Cross-modal credibility modelling for EEG-based multimodal emotion recognition

Objective. The study of emotion recognition through electroencephalography (EEG) has garnered significant attention recently. Integrating EEG with other peripheral physiological signals may greatly enhance performance in emotion recognition. Nonetheless, existing approaches still suffer from two predominant challenges: modality heterogeneity, stemming from the diverse mechanisms across modalities, and fusion credibility, which arises when one or multiple modalities fail to provide highly credible signals. Approach. In this paper, we introduce a novel multimodal physiological signal fusion model that incorporates both intra-inter modality reconstruction and sequential pattern consistency, thereby ensuring a computable and credible EEG-based multimodal emotion recognition.

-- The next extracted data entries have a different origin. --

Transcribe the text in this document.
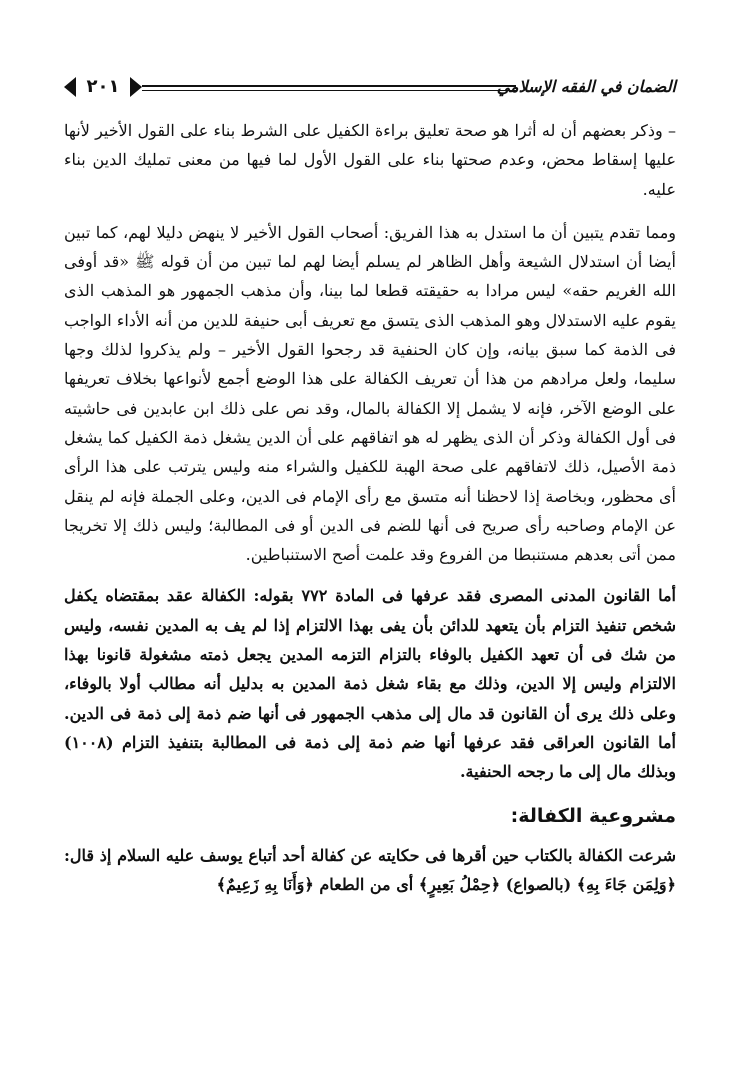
الضمان في الفقه الإسلامي
٢٠١

– وذكر بعضهم أن له أثرا هو صحة تعليق براءة الكفيل على الشرط بناء على القول الأخير لأنها عليها إسقاط محض، وعدم صحتها بناء على القول الأول لما فيها من معنى تمليك الدين بناء عليه.

ومما تقدم يتبين أن ما استدل به هذا الفريق: أصحاب القول الأخير لا ينهض دليلا لهم، كما تبين أيضا أن استدلال الشيعة وأهل الظاهر لم يسلم أيضا لهم لما تبين من أن قوله ﷺ «قد أوفى الله الغريم حقه» ليس مرادا به حقيقته قطعا لما بينا، وأن مذهب الجمهور هو المذهب الذى يقوم عليه الاستدلال وهو المذهب الذى يتسق مع تعريف أبى حنيفة للدين من أنه الأداء الواجب فى الذمة كما سبق بيانه، وإن كان الحنفية قد رجحوا القول الأخير – ولم يذكروا لذلك وجها سليما، ولعل مرادهم من هذا أن تعريف الكفالة على هذا الوضع أجمع لأنواعها بخلاف تعريفها على الوضع الآخر، فإنه لا يشمل إلا الكفالة بالمال، وقد نص على ذلك ابن عابدين فى حاشيته فى أول الكفالة وذكر أن الذى يظهر له هو اتفاقهم على أن الدين يشغل ذمة الكفيل كما يشغل ذمة الأصيل، ذلك لاتفاقهم على صحة الهبة للكفيل والشراء منه وليس يترتب على هذا الرأى أى محظور، وبخاصة إذا لاحظنا أنه متسق مع رأى الإمام فى الدين، وعلى الجملة فإنه لم ينقل عن الإمام وصاحبه رأى صريح فى أنها للضم فى الدين أو فى المطالبة؛ وليس ذلك إلا تخريجا ممن أتى بعدهم مستنبطا من الفروع وقد علمت أصح الاستنباطين.

أما القانون المدنى المصرى فقد عرفها فى المادة ٧٧٢ بقوله: الكفالة عقد بمقتضاه يكفل شخص تنفيذ التزام بأن يتعهد للدائن بأن يفى بهذا الالتزام إذا لم يف به المدين نفسه، وليس من شك فى أن تعهد الكفيل بالوفاء بالتزام التزمه المدين يجعل ذمته مشغولة قانونا بهذا الالتزام وليس إلا الدين، وذلك مع بقاء شغل ذمة المدين به بدليل أنه مطالب أولا بالوفاء، وعلى ذلك يرى أن القانون قد مال إلى مذهب الجمهور فى أنها ضم ذمة إلى ذمة فى الدين. أما القانون العراقى فقد عرفها أنها ضم ذمة إلى ذمة فى المطالبة بتنفيذ التزام (١٠٠٨) وبذلك مال إلى ما رجحه الحنفية.

مشروعية الكفالة:

شرعت الكفالة بالكتاب حين أقرها فى حكايته عن كفالة أحد أتباع يوسف عليه السلام إذ قال: ﴿وَلِمَن جَاءَ بِهِ﴾ (بالصواع) ﴿حِمْلُ بَعِيرٍ﴾ أى من الطعام ﴿وَأَنَا بِهِ زَعِيمٌ﴾
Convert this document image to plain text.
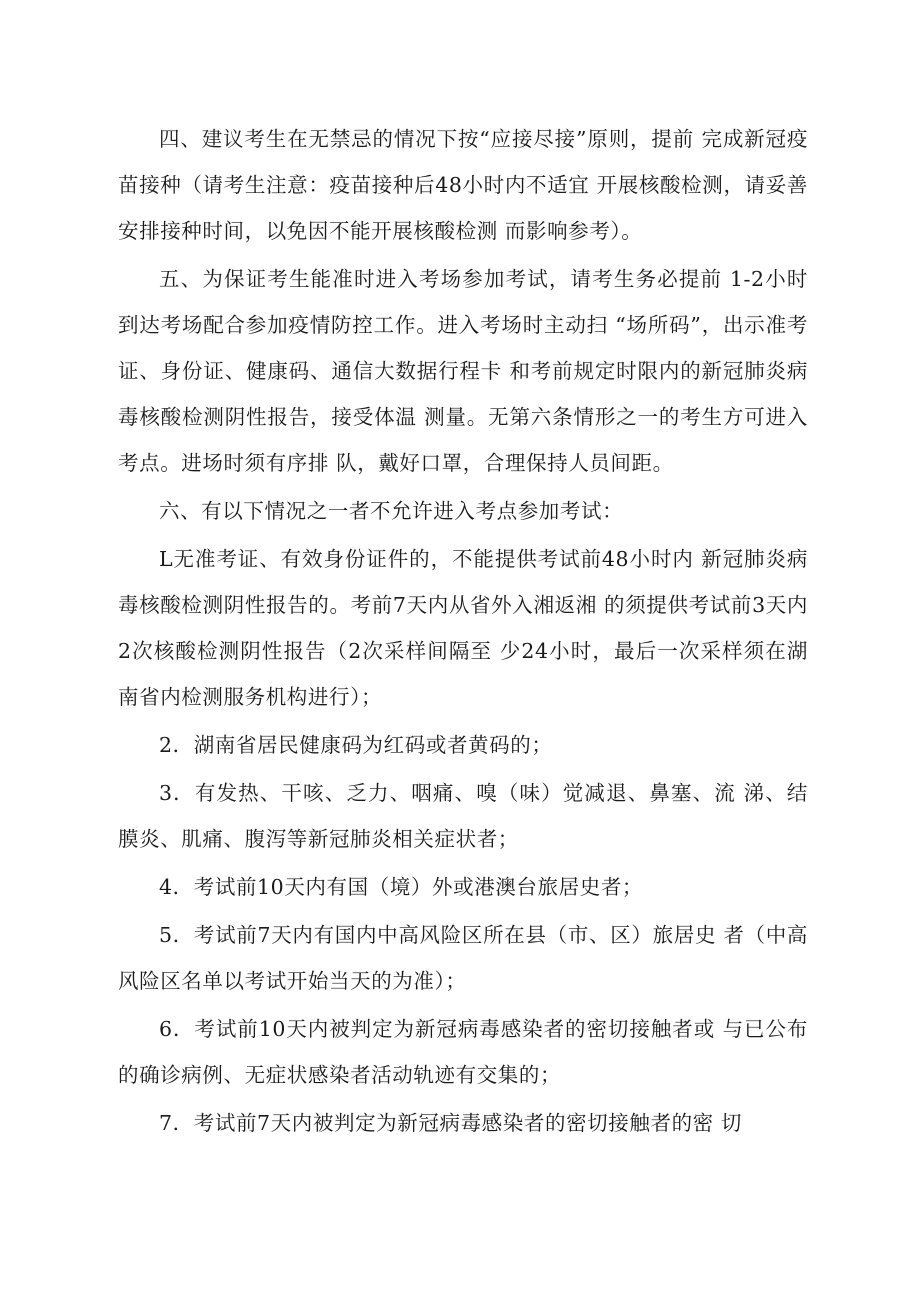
四、建议考生在无禁忌的情况下按“应接尽接”原则，提前 完成新冠疫苗接种（请考生注意：疫苗接种后48小时内不适宜 开展核酸检测，请妥善安排接种时间，以免因不能开展核酸检测 而影响参考）。

五、为保证考生能准时进入考场参加考试，请考生务必提前 1-2小时到达考场配合参加疫情防控工作。进入考场时主动扫 “场所码”，出示准考证、身份证、健康码、通信大数据行程卡 和考前规定时限内的新冠肺炎病毒核酸检测阴性报告，接受体温 测量。无第六条情形之一的考生方可进入考点。进场时须有序排 队，戴好口罩，合理保持人员间距。

六、有以下情况之一者不允许进入考点参加考试：

L无准考证、有效身份证件的，不能提供考试前48小时内 新冠肺炎病毒核酸检测阴性报告的。考前7天内从省外入湘返湘 的须提供考试前3天内2次核酸检测阴性报告（2次采样间隔至 少24小时，最后一次采样须在湖南省内检测服务机构进行）；

2．湖南省居民健康码为红码或者黄码的；

3．有发热、干咳、乏力、咽痛、嗅（味）觉减退、鼻塞、流 涕、结膜炎、肌痛、腹泻等新冠肺炎相关症状者；

4．考试前10天内有国（境）外或港澳台旅居史者；

5．考试前7天内有国内中高风险区所在县（市、区）旅居史 者（中高风险区名单以考试开始当天的为准）；

6．考试前10天内被判定为新冠病毒感染者的密切接触者或 与已公布的确诊病例、无症状感染者活动轨迹有交集的；

7．考试前7天内被判定为新冠病毒感染者的密切接触者的密 切
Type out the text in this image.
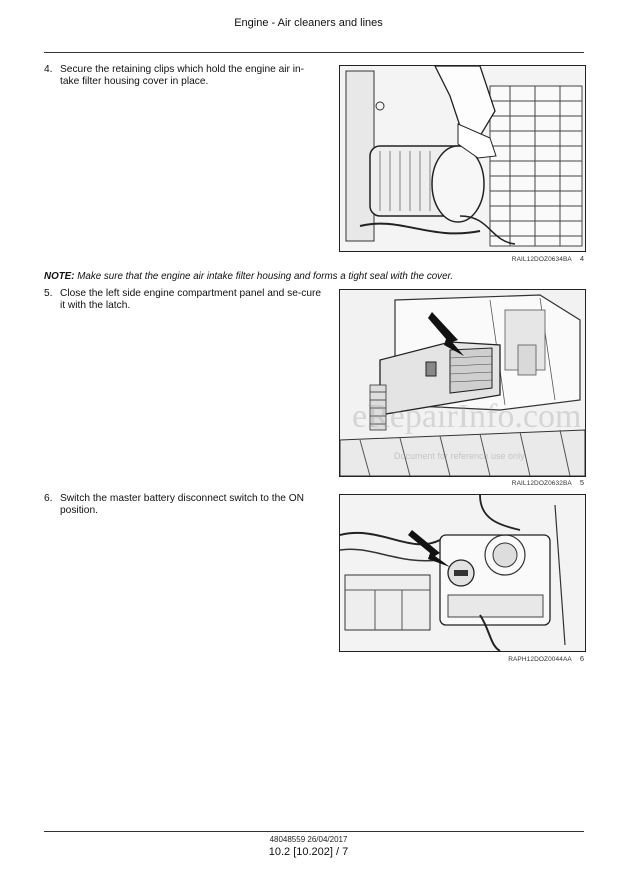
Engine - Air cleaners and lines
4. Secure the retaining clips which hold the engine air in-take filter housing cover in place.
RAIL12DOZ0634BA 4
NOTE: Make sure that the engine air intake filter housing and forms a tight seal with the cover.
5. Close the left side engine compartment panel and se-cure it with the latch.
RAIL12DOZ0632BA 5
6. Switch the master battery disconnect switch to the ON position.
RAPH12DOZ0044AA 6
eRepairInfo.com
Document for reference use only
48048559 26/04/2017
10.2 [10.202] / 7
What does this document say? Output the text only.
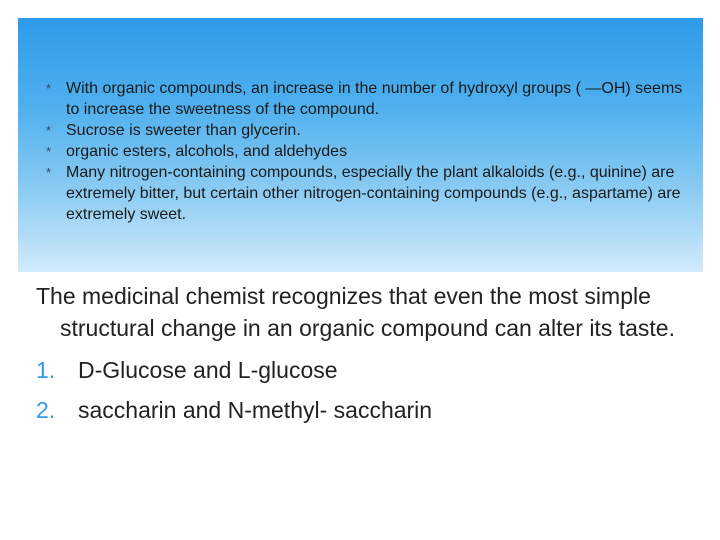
* With organic compounds, an increase in the number of hydroxyl groups ( —OH) seems to increase the sweetness of the compound.
* Sucrose is sweeter than glycerin.
* organic esters, alcohols, and aldehydes
* Many nitrogen-containing compounds, especially the plant alkaloids (e.g., quinine) are extremely bitter, but certain other nitrogen-containing compounds (e.g., aspartame) are extremely sweet.

The medicinal chemist recognizes that even the most simple structural change in an organic compound can alter its taste.

1. D-Glucose and L-glucose
2. saccharin and N-methyl- saccharin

For the modality heterogeneity issue, we first implement a local self-attention transformer to obtain intra-modal features for each respective modality. Subsequently, we devise a pairwise cross-attention transformer to reveal the inter-modal correlations among different modalities, thereby rendering different modalities compatible and diminishing the heterogeneity concern. For the fusion credibility issue, we introduce the concept of sequential pattern consistency to measure whether different modalities evolve in a consistent way. Specifically, we propose to measure the varying trends of different modalities, and compute the inter-modality consistency scores to ascertain fusion credibility. Main results. We conduct extensive experiments on two benchmarked datasets (DEAP and MAHNOB-HCI) with the subject-dependent paradigm. For the DEAP dataset, our method improves the accuracy by 4.58%, and the F1 score by 0.63%, compared to the state-of-the-art baseline. Similarly, for the MAHNOB-HCI dataset, our method improves the accuracy by 3.97%, and the F1 score by 4.21%. In addition, we gain much insight into the proposed framework through significance test, ablation experiments, confusion matrices and hyperparameter analysis. Consequently, we demonstrate the effectiveness of the proposed credibility modelling through statistical analysis and carefully designed experiments. Significance. All experimental results demonstrate the effectiveness of our proposed architecture and indicate that credibility modelling is essential for multimodal emotion recognition.